High Resolution Seismic Imaging using Least Squares Migration
High resolution seismic imaging methods are getting increasing attention in the exploration and development industry. Regularized Least Squares Prestack Migration (LSPSM) is one of these methods.
Of the various methods of seismic migration, due to its low cost and flexibility of handling acquisition and topography irregularities, Kirchhoff migration has been the most frequently used method of migration in the industry for decades. LSPSM based on Kirchhoff migration is an effective method to attenuate acquisition footprint that result from sparseness or irregularities of seismic data sampling.
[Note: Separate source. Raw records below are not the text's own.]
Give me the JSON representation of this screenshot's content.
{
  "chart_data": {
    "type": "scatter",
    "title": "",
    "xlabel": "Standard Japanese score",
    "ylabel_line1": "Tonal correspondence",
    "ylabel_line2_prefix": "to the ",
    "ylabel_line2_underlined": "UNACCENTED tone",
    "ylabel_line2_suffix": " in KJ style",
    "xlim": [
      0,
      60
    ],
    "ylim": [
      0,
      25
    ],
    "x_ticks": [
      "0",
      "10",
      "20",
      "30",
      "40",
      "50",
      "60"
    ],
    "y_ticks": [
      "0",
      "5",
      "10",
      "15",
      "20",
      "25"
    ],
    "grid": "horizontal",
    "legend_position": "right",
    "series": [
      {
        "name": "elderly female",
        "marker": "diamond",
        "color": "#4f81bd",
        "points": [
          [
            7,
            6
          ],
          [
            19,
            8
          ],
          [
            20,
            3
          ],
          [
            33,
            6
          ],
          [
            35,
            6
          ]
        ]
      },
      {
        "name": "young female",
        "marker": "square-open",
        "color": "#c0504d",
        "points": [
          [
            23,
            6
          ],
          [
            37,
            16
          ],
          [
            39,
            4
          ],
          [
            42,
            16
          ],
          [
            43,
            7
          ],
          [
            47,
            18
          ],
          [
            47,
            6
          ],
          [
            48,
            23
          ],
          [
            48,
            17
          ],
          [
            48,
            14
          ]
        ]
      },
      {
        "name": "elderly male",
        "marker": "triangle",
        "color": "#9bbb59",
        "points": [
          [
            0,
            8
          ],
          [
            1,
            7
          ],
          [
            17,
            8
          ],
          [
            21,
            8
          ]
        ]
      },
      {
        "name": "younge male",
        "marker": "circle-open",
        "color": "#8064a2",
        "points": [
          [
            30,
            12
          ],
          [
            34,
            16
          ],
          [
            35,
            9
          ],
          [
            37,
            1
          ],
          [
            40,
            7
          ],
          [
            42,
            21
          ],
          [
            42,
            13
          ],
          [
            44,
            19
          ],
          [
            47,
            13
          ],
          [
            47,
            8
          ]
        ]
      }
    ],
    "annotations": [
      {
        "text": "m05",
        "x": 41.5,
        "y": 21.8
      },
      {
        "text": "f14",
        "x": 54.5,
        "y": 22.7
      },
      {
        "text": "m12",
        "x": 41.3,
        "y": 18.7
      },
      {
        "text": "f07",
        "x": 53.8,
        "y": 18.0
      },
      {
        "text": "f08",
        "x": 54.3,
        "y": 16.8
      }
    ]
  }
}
LSPSM is a costly choice when compared to a conventional Kirchhoff migration. As shown in this study, the LSPSM equation cannot be solved efficiently using a standard multigrid method as it requires an explicit form of the corresponding Hessian matrix which needs to be diagonally dominant. It is shown that the Hessian of the LSPSM equation is a very large, dense, and diagonally non-dominant matrix.
The performance of LSPSM is highly sensitive to the accuracy of the velocity model. Without a reasonably accurate velocity model, LSPSM cannot improve the quality of the migration image or do proper data reconstruction. This property provides a method to quantify the accuracy of the velocity model. Velocity analysis that is based on the migration CIGs can be extended to LSPSM CIGs. A coherency spectrum measured from LSPSM CIGs provides a velocity model that is accurate enough to give a high resolution image using LSPSM, and good data reconstruction in a few iterations.
In a complementary study, the application of LSPSM in time lapse seismic analyses is investigated. Separate and joint LSPSM inversion of time lapse data gives a high resolution time lapse image which is less affected by different acquisition geometries of the baseline and monitor surveys. Data reconstruction of old and new surveys into a consistent new geometry will provide comparable prestack time lapse data sets.
In conclusion, LSPSM is an effective method for high resolution imaging, with its advantages possibly outweighing its high cost.